Not all process is pointless, but needless process by definition is. There are also a shit ton of things that stop engineers from “striking out on their own”.
If your PM and VPs are bringing you down, go it alone. If you can’t pull that together into a paycheck then maybe it’s not all as useless as some say.
The whole talk of “go[ing] it alone” kinda strikes me as “bootstrapping”, libertarian non-sense.
I don’t want to do marketing, sales, finance, legal, and product bullshit myself.
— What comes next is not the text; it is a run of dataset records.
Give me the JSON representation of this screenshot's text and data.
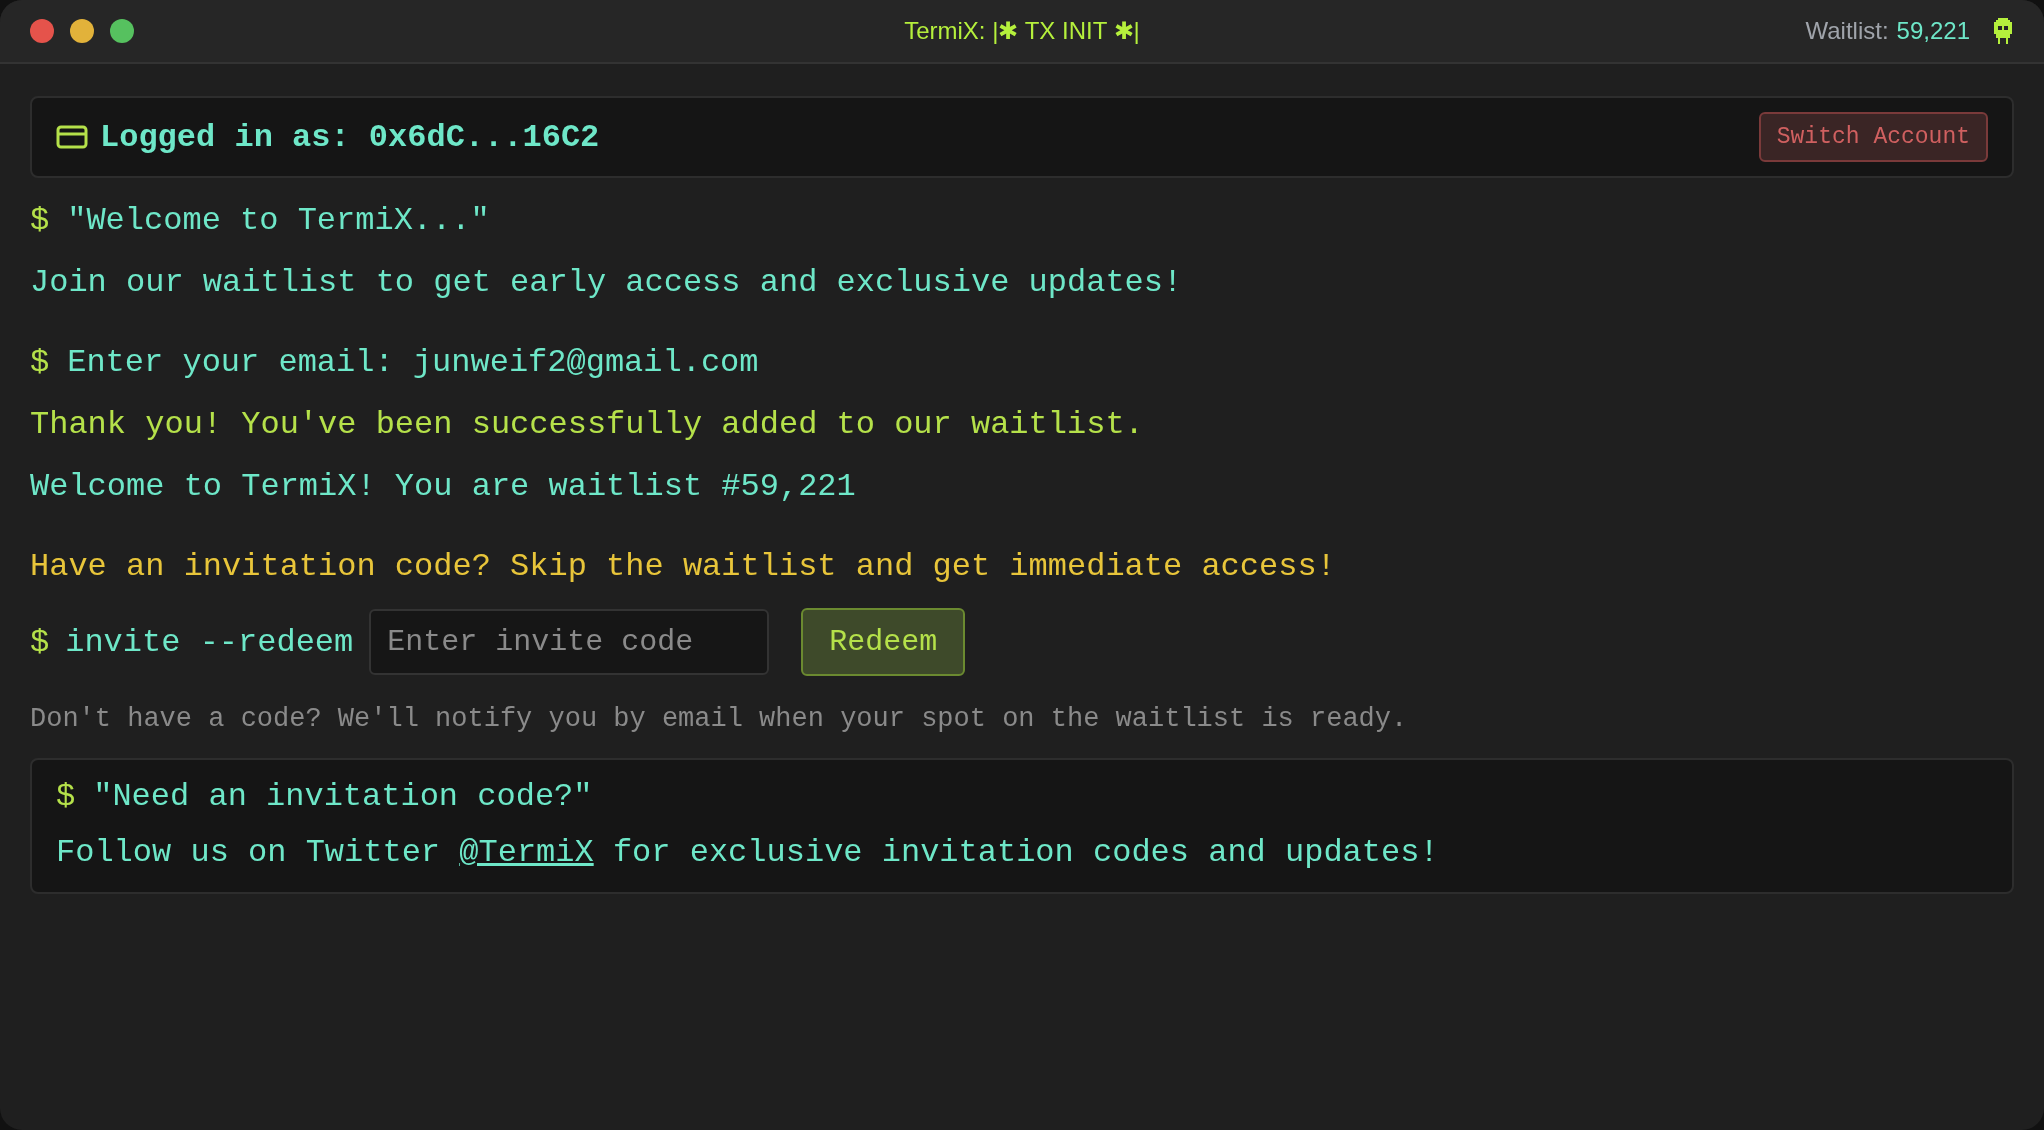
{
  "window": {
    "title": "TermiX: |✱ TX INIT ✱|",
    "waitlist_label": "Waitlist:",
    "waitlist_count": "59,221"
  },
  "account": {
    "label": "Logged in as: 0x6dC...16C2",
    "button": "Switch Account"
  },
  "log": [
    {
      "kind": "command",
      "prompt": "$",
      "text": "\"Welcome to TermiX...\"",
      "color": "#6ee7c8"
    },
    {
      "kind": "message",
      "text": "Join our waitlist to get early access and exclusive updates!",
      "color": "#6ee7c8"
    },
    {
      "kind": "command",
      "prompt": "$",
      "text": "Enter your email: junweif2@gmail.com",
      "color": "#6ee7c8"
    },
    {
      "kind": "message",
      "text": "Thank you! You've been successfully added to our waitlist.",
      "color": "#b5e14a"
    },
    {
      "kind": "message",
      "text": "Welcome to TermiX! You are waitlist #59,221",
      "color": "#6ee7c8"
    },
    {
      "kind": "message",
      "text": "Have an invitation code? Skip the waitlist and get immediate access!",
      "color": "#e8c53a"
    }
  ],
  "invite": {
    "prompt": "$",
    "command": "invite --redeem",
    "placeholder": "Enter invite code",
    "button": "Redeem"
  },
  "note": "Don't have a code? We'll notify you by email when your spot on the waitlist is ready.",
  "promo": {
    "prompt": "$",
    "heading": "\"Need an invitation code?\"",
    "text_before": "Follow us on Twitter",
    "link": "@TermiX",
    "text_after": "for exclusive invitation codes and updates!"
  }
}
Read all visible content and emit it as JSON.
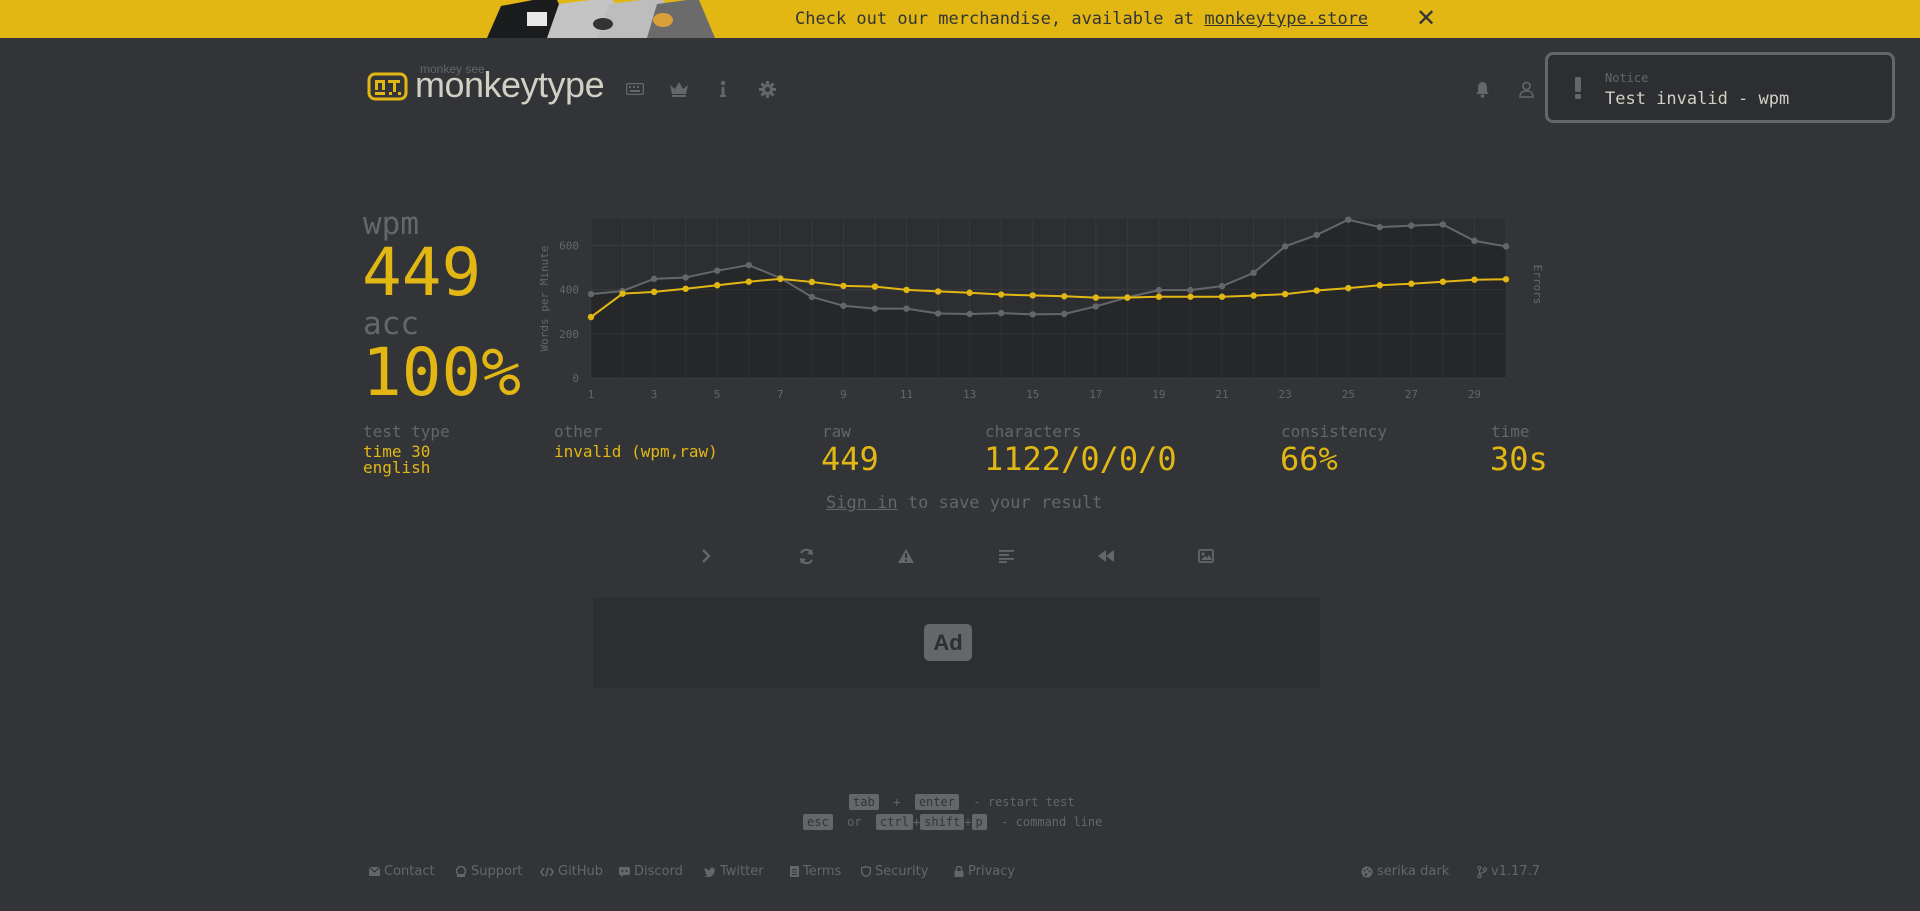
{
  "banner": {
    "text": "Check out our merchandise, available at ",
    "link": "monkeytype.store",
    "close_icon": "close-icon"
  },
  "header": {
    "logo_small": "monkey see",
    "logo_text": "monkeytype",
    "nav_icons": [
      "keyboard-icon",
      "crown-icon",
      "info-icon",
      "gear-icon"
    ],
    "right_icons": [
      "bell-icon",
      "user-icon"
    ]
  },
  "notice": {
    "title": "Notice",
    "text": "Test invalid - wpm",
    "icon": "exclamation-icon"
  },
  "result": {
    "wpm_label": "wpm",
    "wpm_value": "449",
    "acc_label": "acc",
    "acc_value": "100%"
  },
  "stats": {
    "test_type_label": "test type",
    "test_type_line1": "time 30",
    "test_type_line2": "english",
    "other_label": "other",
    "other_value": "invalid (wpm,raw)",
    "raw_label": "raw",
    "raw_value": "449",
    "characters_label": "characters",
    "characters_value": "1122/0/0/0",
    "consistency_label": "consistency",
    "consistency_value": "66%",
    "time_label": "time",
    "time_value": "30s"
  },
  "signin": {
    "link": "Sign in",
    "text": " to save your result"
  },
  "actions": [
    "next-test-icon",
    "restart-icon",
    "warning-icon",
    "words-history-icon",
    "replay-icon",
    "screenshot-icon"
  ],
  "ad": {
    "label": "Ad"
  },
  "shortcuts": {
    "line1_keys": [
      "tab",
      "enter"
    ],
    "line1_plus": "+",
    "line1_text": "- restart test",
    "line2_keys": [
      "esc",
      "ctrl",
      "shift",
      "p"
    ],
    "line2_or": "or",
    "line2_plus": "+",
    "line2_text": "- command line"
  },
  "footer": {
    "links": [
      "Contact",
      "Support",
      "GitHub",
      "Discord",
      "Twitter",
      "Terms",
      "Security",
      "Privacy"
    ],
    "theme": "serika dark",
    "version": "v1.17.7"
  },
  "colors": {
    "background": "#323437",
    "accent": "#e2b714",
    "sub": "#646669",
    "text": "#d1d0c5",
    "sub_alt": "#2c2e31"
  },
  "chart_data": {
    "type": "line",
    "x": [
      1,
      2,
      3,
      4,
      5,
      6,
      7,
      8,
      9,
      10,
      11,
      12,
      13,
      14,
      15,
      16,
      17,
      18,
      19,
      20,
      21,
      22,
      23,
      24,
      25,
      26,
      27,
      28,
      29,
      30
    ],
    "xticks": [
      "1",
      "3",
      "5",
      "7",
      "9",
      "11",
      "13",
      "15",
      "17",
      "19",
      "21",
      "23",
      "25",
      "27",
      "29"
    ],
    "yticks": [
      "0",
      "200",
      "400",
      "600"
    ],
    "ylim": [
      0,
      720
    ],
    "ylabel": "Words per Minute",
    "y2label": "Errors",
    "grid": true,
    "series": [
      {
        "name": "wpm",
        "color": "#e2b714",
        "values": [
          276,
          382,
          390,
          404,
          420,
          436,
          449,
          435,
          417,
          414,
          399,
          392,
          386,
          378,
          374,
          370,
          364,
          364,
          368,
          368,
          368,
          373,
          380,
          396,
          407,
          420,
          427,
          436,
          445,
          447
        ]
      },
      {
        "name": "raw",
        "color": "#646669",
        "values": [
          380,
          394,
          449,
          455,
          486,
          511,
          453,
          367,
          327,
          314,
          314,
          292,
          290,
          294,
          288,
          290,
          324,
          365,
          398,
          398,
          416,
          476,
          596,
          648,
          717,
          683,
          690,
          695,
          621,
          596
        ]
      }
    ]
  }
}
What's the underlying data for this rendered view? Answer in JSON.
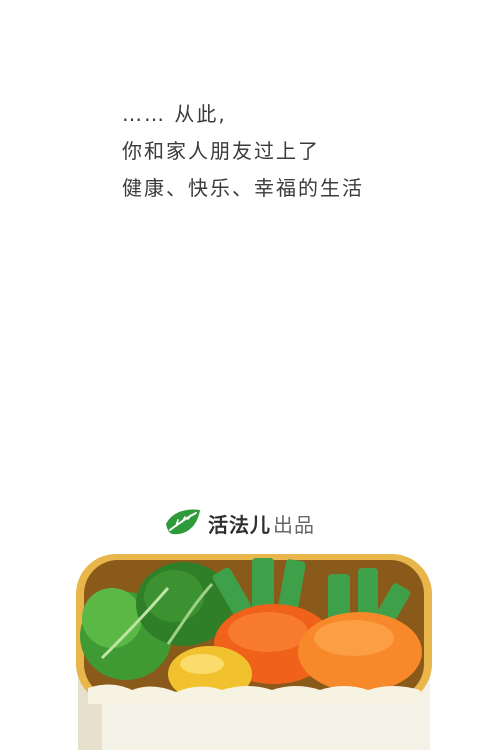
{
  "tagline": {
    "lines": [
      "…… 从此,",
      "你和家人朋友过上了",
      "健康、快乐、幸福的生活"
    ]
  },
  "brand": {
    "icon": "leaf-icon",
    "name": "活法儿",
    "suffix": "出品",
    "color": "#2e9a3a"
  },
  "illustration": {
    "subject": "bento-box",
    "colors": {
      "box": "#e8b64a",
      "leaf_green": "#3f9a34",
      "carrot": "#f47a22",
      "potato": "#f2c22e"
    }
  }
}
That’s why I’m an employee.
Two things can be true at the same time, for instance, a company can have a lot of bloated, needless process that stifles people and still pull in enough money to be able to pay for their employees to live a life.
With the amount of market concentration there is in every sector as far as the eye can see, nearly every software-producing company has a cash cow of some sort, and then has a bunch of complete money losers that are subsidized by that cash cow.
So, it’s completely possible that the company overall fully sucks and hasn’t developed anything new of value to someone in decades, but the legacy business keeps the miserable employees from the bread line.
To return to the point, AI doesn’t solve any of this or even help with it.
Code is the easiest thing as a dev. AI wont help me because Im already a good coder. Its the interconnectedness between services, dependencies in ownership (who do I talk to when a gateway error occurs vs a a 401 or 403 etc), etc that are the hard problems. Getting the right people together to solve the thing, you know? AI doesnt fix that.
These scummy fucks even put it as a requirement in job descriptions these days
What even is the requirement? “Must be able to ask a chatbot to do stuff”?
He also said the AI-generated code is often full of bugs. He cited one issue that occurred before his arrival that meant there was no session handling in his employer’s application, so anybody could see the data of any organization using his company’s software.
It’s only financial software, NBD.
Well to be fair, financial data should be public, it would stop so many crimes, so much corruption.
Maybe AI saw the problems that hidden financial data causes and just decided to do the world a favor!
As per usual, those pushing for AI the most are the ones who don’t fucking use it.
Is AI good for printing out the syntax, or an example of a library you haven’t used before?
Sure, sometimes yes. Sometimes no.
Should it be a requirement to be a regular part of software development?
No. AI hallucinates very often and is imitative in nature, not innovative.
More generally, noone should be required to do anything particular until it affects the team. Forcing people to work a certain way is beyond stupid.
I’ve been refusing to use any AI tools at all and luckily my manager respects that, even if he uses AI for basically everything he does. If the company ever decides to mandate it I’ll just have the AI write all my code and commit it with no checks. With the worker’s rights here, it’ll take several months to fire me anyways.
This is just history repeating itself. A while ago it was typewriter repair persons vs. the keyboard. New tech won and time marched on. Having said that…fuck AI.